International Perspectives on Family Needs After Pediatric ABI


Caron Gan


Ingrid van't Hooft
Audrone Prasauskiene 
Naomi Brookes


When a child sustains an acquired brain injury (ABI), families must focus on both present and future needs as ABI has both an immediate and long term developmental impact on the child. High levels of family stress and caregiver burden have been reported, with up to 40% of parents reporting significant levels of anxiety and depression, which often persist or worsen over time. Studies on family needs after pediatric ABI have documented needs for information, ABI education, practical support, stress management, respite, and sibling/family support. Parents also identify unmet information and emotional support needs across the care trajectory from the time of the injury to their child’s return home and well into the future. In spite of this recognized need for family support, there has been no systematic way to assess the extent to which family needs are met after a child sustains an ABI. This is a significant clinical and research gap given evidence of the strong relationship between unmet family needs and increased family burden, which ultimately affects outcomes for the child.

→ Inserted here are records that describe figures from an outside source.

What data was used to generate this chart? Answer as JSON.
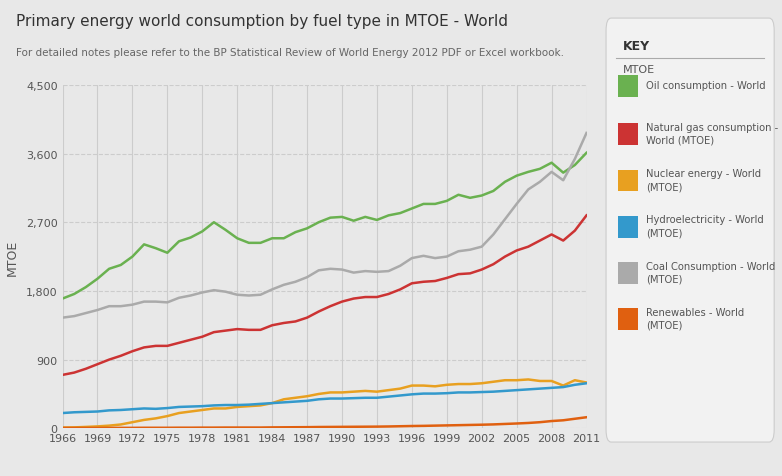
{
  "title": "Primary energy world consumption by fuel type in MTOE - World",
  "subtitle": "For detailed notes please refer to the BP Statistical Review of World Energy 2012 PDF or Excel workbook.",
  "ylabel": "MTOE",
  "bg_color": "#e8e8e8",
  "plot_bg_color": "#e8e8e8",
  "years": [
    1966,
    1967,
    1968,
    1969,
    1970,
    1971,
    1972,
    1973,
    1974,
    1975,
    1976,
    1977,
    1978,
    1979,
    1980,
    1981,
    1982,
    1983,
    1984,
    1985,
    1986,
    1987,
    1988,
    1989,
    1990,
    1991,
    1992,
    1993,
    1994,
    1995,
    1996,
    1997,
    1998,
    1999,
    2000,
    2001,
    2002,
    2003,
    2004,
    2005,
    2006,
    2007,
    2008,
    2009,
    2010,
    2011
  ],
  "oil": [
    1700,
    1760,
    1850,
    1960,
    2090,
    2140,
    2250,
    2410,
    2360,
    2300,
    2450,
    2500,
    2580,
    2700,
    2600,
    2490,
    2430,
    2430,
    2490,
    2490,
    2570,
    2620,
    2700,
    2760,
    2770,
    2720,
    2770,
    2730,
    2790,
    2820,
    2880,
    2940,
    2940,
    2980,
    3060,
    3020,
    3050,
    3110,
    3230,
    3310,
    3360,
    3400,
    3480,
    3350,
    3450,
    3610
  ],
  "gas": [
    700,
    730,
    780,
    840,
    900,
    950,
    1010,
    1060,
    1080,
    1080,
    1120,
    1160,
    1200,
    1260,
    1280,
    1300,
    1290,
    1290,
    1350,
    1380,
    1400,
    1450,
    1530,
    1600,
    1660,
    1700,
    1720,
    1720,
    1760,
    1820,
    1900,
    1920,
    1930,
    1970,
    2020,
    2030,
    2080,
    2150,
    2250,
    2330,
    2380,
    2460,
    2540,
    2460,
    2590,
    2790
  ],
  "nuclear": [
    10,
    12,
    18,
    25,
    35,
    50,
    80,
    110,
    130,
    160,
    200,
    220,
    240,
    260,
    260,
    280,
    290,
    300,
    330,
    380,
    400,
    420,
    450,
    470,
    470,
    480,
    490,
    480,
    500,
    520,
    560,
    560,
    550,
    570,
    580,
    580,
    590,
    610,
    630,
    630,
    640,
    620,
    620,
    560,
    630,
    600
  ],
  "hydro": [
    200,
    210,
    215,
    220,
    235,
    240,
    250,
    260,
    255,
    265,
    280,
    285,
    290,
    300,
    305,
    305,
    310,
    320,
    330,
    340,
    350,
    360,
    380,
    390,
    390,
    395,
    400,
    400,
    415,
    430,
    445,
    455,
    455,
    460,
    470,
    470,
    475,
    480,
    490,
    500,
    510,
    520,
    530,
    540,
    570,
    590
  ],
  "coal": [
    1450,
    1470,
    1510,
    1550,
    1600,
    1600,
    1620,
    1660,
    1660,
    1650,
    1710,
    1740,
    1780,
    1810,
    1790,
    1750,
    1740,
    1750,
    1820,
    1880,
    1920,
    1980,
    2070,
    2090,
    2080,
    2040,
    2060,
    2050,
    2060,
    2130,
    2230,
    2260,
    2230,
    2250,
    2320,
    2340,
    2380,
    2540,
    2740,
    2940,
    3130,
    3230,
    3360,
    3250,
    3530,
    3870
  ],
  "renewables": [
    5,
    5,
    5,
    5,
    5,
    6,
    6,
    7,
    7,
    7,
    8,
    8,
    9,
    9,
    10,
    10,
    10,
    10,
    12,
    13,
    14,
    15,
    17,
    18,
    19,
    20,
    21,
    22,
    24,
    27,
    30,
    32,
    35,
    38,
    41,
    44,
    47,
    51,
    57,
    63,
    70,
    80,
    95,
    105,
    125,
    145
  ],
  "ylim": [
    0,
    4500
  ],
  "yticks": [
    0,
    900,
    1800,
    2700,
    3600,
    4500
  ],
  "ytick_labels": [
    "0",
    "900",
    "1,800",
    "2,700",
    "3,600",
    "4,500"
  ],
  "xtick_years": [
    1966,
    1969,
    1972,
    1975,
    1978,
    1981,
    1984,
    1987,
    1990,
    1993,
    1996,
    1999,
    2002,
    2005,
    2008,
    2011
  ],
  "colors": {
    "oil": "#6ab150",
    "gas": "#cc3333",
    "nuclear": "#e8a020",
    "hydro": "#3399cc",
    "coal": "#aaaaaa",
    "renewables": "#e06010"
  },
  "legend_labels": {
    "oil": "Oil consumption - World",
    "gas": "Natural gas consumption -\nWorld (MTOE)",
    "nuclear": "Nuclear energy - World\n(MTOE)",
    "hydro": "Hydroelectricity - World\n(MTOE)",
    "coal": "Coal Consumption - World\n(MTOE)",
    "renewables": "Renewables - World\n(MTOE)"
  }
}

Using a modified Delphi process, we adapted the well-validated adult Family Needs Questionnaire (FNQ-R) to create a pediatric version (Family Needs Questionnaire [FNQ-P]). The FNQ-P, which consists of 40 items, provides the clinician with a tool for assessing the degree to which the family’s needs have been met across six categories: Health Information, Emotional Support, Instrumental Support, Community Support, Professional Support, and Involvement with Care. Validation of this new measure is underway with pediatric rehabilitation partners in Canada, Sweden, Australia, UK, and Lithuania. Preliminary single centre FNQ-P results with the Canadian site demonstrated excellent test-retest reliability. There was lack of relationship between FNQ-P scores and injury severity and no more than a weak inverse association between time since injury and needs met. More definitive association conclusions will be possible once data collection across all sites is finalized (anticipated completion March 31, 2017, final total sample size goal = 75).

In this symposium, we will: 1) describe the development of the FNQ-P, 2) present results from our 5-site validation study, 3) share experiences around cross cultural perspectives of family needs, and 4) share ideas for FNQ-P implementation in different health care contexts and cultures. A video of clinician/family voices will highlight the importance of systematically assessing family needs after pediatric ABI.

The anticipated benefit of the FNQ-P is a measure that will enable: 1) systematic assessment of family needs for service planning and outcome measurement, 2) long-term monitoring of family needs over the care continuum, and 3) multi-centre use in clinical pediatric ABI research. We hope the FNQ-P will lead to stronger supports for families of children and youth after ABI.


Learning Objectives:

  1. Describe the Pediatric Family Needs Questionnaire (FNQ-P), its psychometric properties, and its use in assessing family needs after pediatric ABI.
  2. Compare international perspectives of family needs after pediatric ABI.
  3. Discuss application of the FNQ-P in different health care settings, at different points of time post-injury, and in different cultural contexts.